Psychologist Aydınaydoğdu says these moments are a humorous expression of sexuality and domestic problems, which are considered shameful topics in wider society.
“Women can’t even talk to their doctors about sexual problems, but they can express everything with songs and dance here,” Aydınaydoğdu said.
Small Luxuries
It might seem paradoxical for matinees to be selling out amid an economic crisis in Turkey. Organiser Pehlivan thinks that this is a manifestation of the lipstick effect, an economic theory that explains increased demand for small luxuries during crises.
“I cut back on food costs for months to save money for this,” said Meryem, a 50-year-old mother of three. “Because I will go crazy if I’m stuck at home. I can go for another three months if I can have three or four hours of dancing here. I can’t afford psychologist’s fees, so this is my therapy.”
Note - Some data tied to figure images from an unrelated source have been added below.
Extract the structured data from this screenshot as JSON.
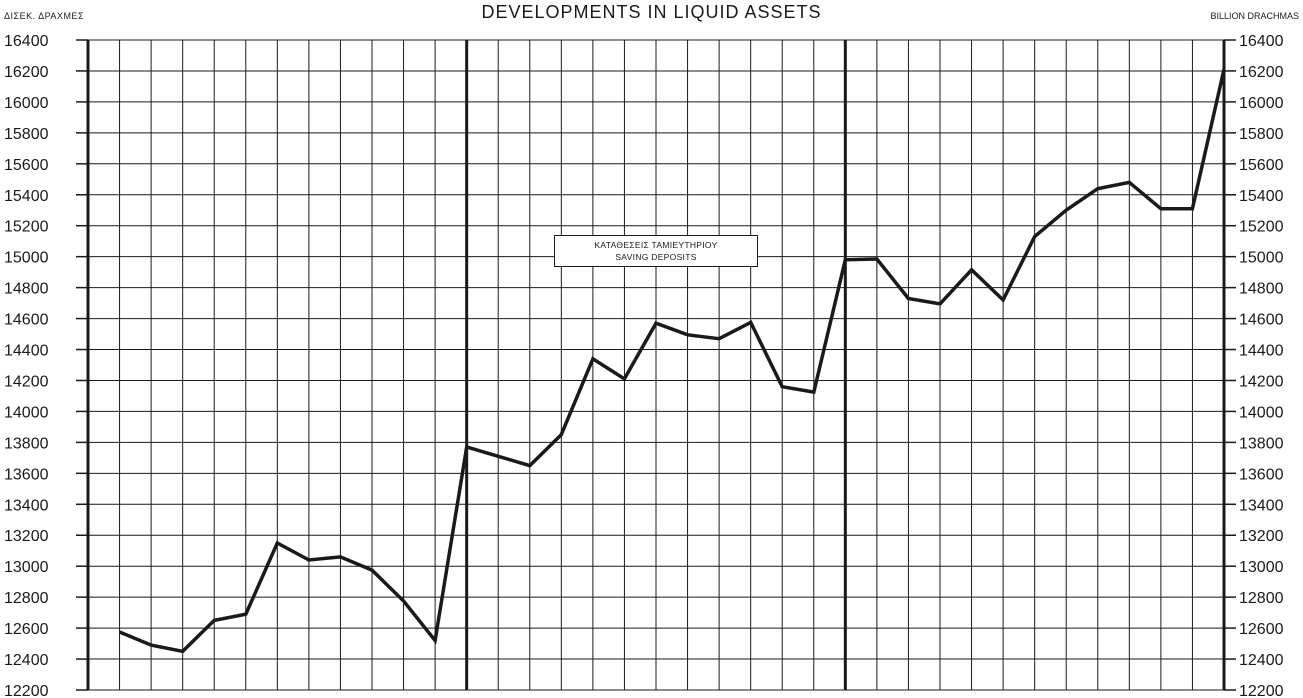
{
  "title": "DEVELOPMENTS IN LIQUID ASSETS",
  "unit_left": "ΔΙΣΕΚ. ΔΡΑΧΜΕΣ",
  "unit_right": "BILLION DRACHMAS",
  "annotation": {
    "line1": "ΚΑΤΑΘΕΣΕΙΣ ΤΑΜΙΕΥΤΗΡΙΟΥ",
    "line2": "SAVING DEPOSITS"
  },
  "colors": {
    "line": "#1a1a1a",
    "grid": "#1a1a1a",
    "background": "#ffffff"
  },
  "chart_data": {
    "type": "line",
    "title": "DEVELOPMENTS IN LIQUID ASSETS",
    "ylabel": "BILLION DRACHMAS",
    "xlabel": "",
    "ylim": [
      12200,
      16400
    ],
    "yticks": [
      12200,
      12400,
      12600,
      12800,
      13000,
      13200,
      13400,
      13600,
      13800,
      14000,
      14200,
      14400,
      14600,
      14800,
      15000,
      15200,
      15400,
      15600,
      15800,
      16000,
      16200,
      16400
    ],
    "grid": true,
    "year_groups": 3,
    "periods_per_group": 12,
    "series": [
      {
        "values": [
          12575,
          12490,
          12450,
          12650,
          12690,
          13150,
          13040,
          13060,
          12975,
          12775,
          12520,
          13770,
          13710,
          13650,
          13850,
          14340,
          14210,
          14570,
          14495,
          14470,
          14575,
          14160,
          14125,
          14980,
          14985,
          14730,
          14695,
          14915,
          14720,
          15130,
          15300,
          15440,
          15480,
          15310,
          15310,
          16210
        ]
      }
    ]
  }
}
The therapy session ends when DJ Tuğba plays the last song of the night. The lights are turned back on, the temporary republic is dispersed. Banker Selin switches her high heels for trainers and housewife Fatma puts her long robe back on.
Is this a revolution? Maybe not. But as Aydınaydoğdu puts it, it’s a “survival method”.
“Women are stuck between housework, their jobs, their children and husbands,” she said. “The matinee is an escapist space where they can say, ‘I’m not just a mother, I’m an individual who enjoys herself.”